In any case, you can just upload it to this topic if you like. If not, maybe pastebin could work. Feel free to remove or obfuscate whatever you need.

Thx, Here is the attachment from:

strace -o /tmp/ood-keam sudo -u apache sudo /opt/ood/nginx_stage/sbin/nginx_stage pun -u skeam -a https%3a%2f%2ffredo-cluster%3a443%2fnginx%2finit%3fredir%3d%24http_x_forwarded_escaped_uri

ood-keam.txt (113.5 KB)

Hi Guys,

Any insights?

Thanks for the attachment, still looking into it.

There’s something very funny going on here contextually grabbing these straces.

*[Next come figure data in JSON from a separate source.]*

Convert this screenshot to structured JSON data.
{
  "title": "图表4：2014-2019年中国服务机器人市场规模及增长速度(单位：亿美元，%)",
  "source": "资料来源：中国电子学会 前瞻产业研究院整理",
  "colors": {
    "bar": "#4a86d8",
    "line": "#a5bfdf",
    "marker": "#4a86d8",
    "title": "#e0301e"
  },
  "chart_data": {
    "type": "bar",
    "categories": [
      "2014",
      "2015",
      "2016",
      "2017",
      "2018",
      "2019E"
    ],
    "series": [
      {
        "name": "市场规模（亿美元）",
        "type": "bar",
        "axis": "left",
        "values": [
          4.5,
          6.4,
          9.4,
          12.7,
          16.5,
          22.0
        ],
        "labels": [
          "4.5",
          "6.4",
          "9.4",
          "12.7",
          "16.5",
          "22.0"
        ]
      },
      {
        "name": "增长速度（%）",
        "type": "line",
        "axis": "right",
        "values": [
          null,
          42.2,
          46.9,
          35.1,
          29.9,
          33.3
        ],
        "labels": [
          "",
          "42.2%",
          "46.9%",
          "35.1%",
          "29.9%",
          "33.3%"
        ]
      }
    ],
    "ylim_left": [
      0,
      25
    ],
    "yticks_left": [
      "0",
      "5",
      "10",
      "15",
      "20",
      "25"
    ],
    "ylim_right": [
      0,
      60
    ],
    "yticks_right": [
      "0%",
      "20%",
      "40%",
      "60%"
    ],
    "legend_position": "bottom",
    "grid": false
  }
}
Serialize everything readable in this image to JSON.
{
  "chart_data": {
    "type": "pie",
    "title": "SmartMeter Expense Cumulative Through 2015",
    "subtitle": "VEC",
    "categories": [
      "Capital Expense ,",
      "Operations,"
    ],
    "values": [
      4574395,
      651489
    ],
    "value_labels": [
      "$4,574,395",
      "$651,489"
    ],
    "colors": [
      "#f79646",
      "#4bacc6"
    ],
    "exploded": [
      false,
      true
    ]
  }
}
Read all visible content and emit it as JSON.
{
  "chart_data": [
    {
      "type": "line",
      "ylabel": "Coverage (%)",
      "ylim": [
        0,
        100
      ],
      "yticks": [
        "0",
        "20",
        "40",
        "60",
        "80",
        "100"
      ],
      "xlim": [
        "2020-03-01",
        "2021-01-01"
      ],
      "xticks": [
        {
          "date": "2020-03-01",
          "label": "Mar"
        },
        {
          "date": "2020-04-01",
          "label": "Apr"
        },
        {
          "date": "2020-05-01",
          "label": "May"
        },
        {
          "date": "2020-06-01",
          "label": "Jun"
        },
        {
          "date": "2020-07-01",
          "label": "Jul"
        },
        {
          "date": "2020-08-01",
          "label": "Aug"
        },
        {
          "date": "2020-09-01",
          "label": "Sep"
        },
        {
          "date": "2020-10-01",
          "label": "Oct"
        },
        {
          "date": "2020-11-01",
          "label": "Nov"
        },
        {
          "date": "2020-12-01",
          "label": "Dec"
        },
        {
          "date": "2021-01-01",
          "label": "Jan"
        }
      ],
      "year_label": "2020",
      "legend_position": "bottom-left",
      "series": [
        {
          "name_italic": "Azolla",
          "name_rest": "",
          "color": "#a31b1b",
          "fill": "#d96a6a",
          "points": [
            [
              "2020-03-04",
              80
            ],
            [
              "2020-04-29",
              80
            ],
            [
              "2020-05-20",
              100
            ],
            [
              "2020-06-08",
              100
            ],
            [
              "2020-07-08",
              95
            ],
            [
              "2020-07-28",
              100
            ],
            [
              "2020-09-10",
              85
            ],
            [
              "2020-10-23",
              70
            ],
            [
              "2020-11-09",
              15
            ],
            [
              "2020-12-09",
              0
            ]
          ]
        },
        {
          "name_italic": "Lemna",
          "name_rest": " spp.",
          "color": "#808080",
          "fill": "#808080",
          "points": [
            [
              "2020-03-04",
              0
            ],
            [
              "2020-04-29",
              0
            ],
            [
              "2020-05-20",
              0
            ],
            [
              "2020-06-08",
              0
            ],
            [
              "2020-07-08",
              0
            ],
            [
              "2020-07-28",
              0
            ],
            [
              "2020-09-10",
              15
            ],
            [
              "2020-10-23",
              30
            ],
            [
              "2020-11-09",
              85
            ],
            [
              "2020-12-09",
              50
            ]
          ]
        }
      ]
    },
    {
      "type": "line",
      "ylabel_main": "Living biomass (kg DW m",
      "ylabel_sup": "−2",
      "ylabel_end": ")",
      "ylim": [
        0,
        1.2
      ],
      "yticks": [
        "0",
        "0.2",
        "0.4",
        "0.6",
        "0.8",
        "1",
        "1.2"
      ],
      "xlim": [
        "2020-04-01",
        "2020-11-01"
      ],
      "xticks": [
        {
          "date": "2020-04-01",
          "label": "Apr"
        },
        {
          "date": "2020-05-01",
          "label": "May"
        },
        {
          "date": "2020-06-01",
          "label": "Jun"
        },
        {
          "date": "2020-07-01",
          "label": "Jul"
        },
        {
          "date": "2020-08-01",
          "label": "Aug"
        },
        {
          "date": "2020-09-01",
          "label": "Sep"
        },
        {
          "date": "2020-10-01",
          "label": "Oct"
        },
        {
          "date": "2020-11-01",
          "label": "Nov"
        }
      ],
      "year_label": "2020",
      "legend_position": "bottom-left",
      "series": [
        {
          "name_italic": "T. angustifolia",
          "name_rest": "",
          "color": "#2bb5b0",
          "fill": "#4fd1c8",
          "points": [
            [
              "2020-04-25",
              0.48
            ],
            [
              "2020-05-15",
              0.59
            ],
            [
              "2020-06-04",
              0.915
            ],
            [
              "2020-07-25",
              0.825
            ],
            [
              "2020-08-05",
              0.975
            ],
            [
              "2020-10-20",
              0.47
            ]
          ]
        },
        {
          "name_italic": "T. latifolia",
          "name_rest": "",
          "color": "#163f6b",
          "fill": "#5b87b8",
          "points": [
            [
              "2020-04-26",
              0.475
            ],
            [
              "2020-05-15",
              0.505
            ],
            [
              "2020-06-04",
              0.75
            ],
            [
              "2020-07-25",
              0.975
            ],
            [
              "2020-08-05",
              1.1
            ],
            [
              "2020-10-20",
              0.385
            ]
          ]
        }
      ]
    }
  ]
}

Initially I tried to replicate to get a strace log like yours and got something very different. Then saw you created this from the command line, so replicated that and I believe that’s wrong. What you have in the strace log is as far as I can tell, OK. You never hit ruby code in nginx_stage, indeed you never hit bash code in the sbin/nginx_stage bash script! And it exists 0 meaning it was a good exit.

I think you’re getting a strace of the sudo command itself and not a strace of /opt/ood/nginx_stage/sbin/nginx_stage command.

I think you should run the strace command as root directly instead of sudo -u apache. That is, su - root and then run strace.

Do a simple search for “ruby” in the output and you should see all sorts of hits. I think that’s the strace output we’re looking for.

This topic was automatically closed 180 days after the last reply. New replies are no longer allowed.

This should be resolved in 2.0. Or at least it gives you a better error message and tells you what you need to reconfigure in the SSSD stack.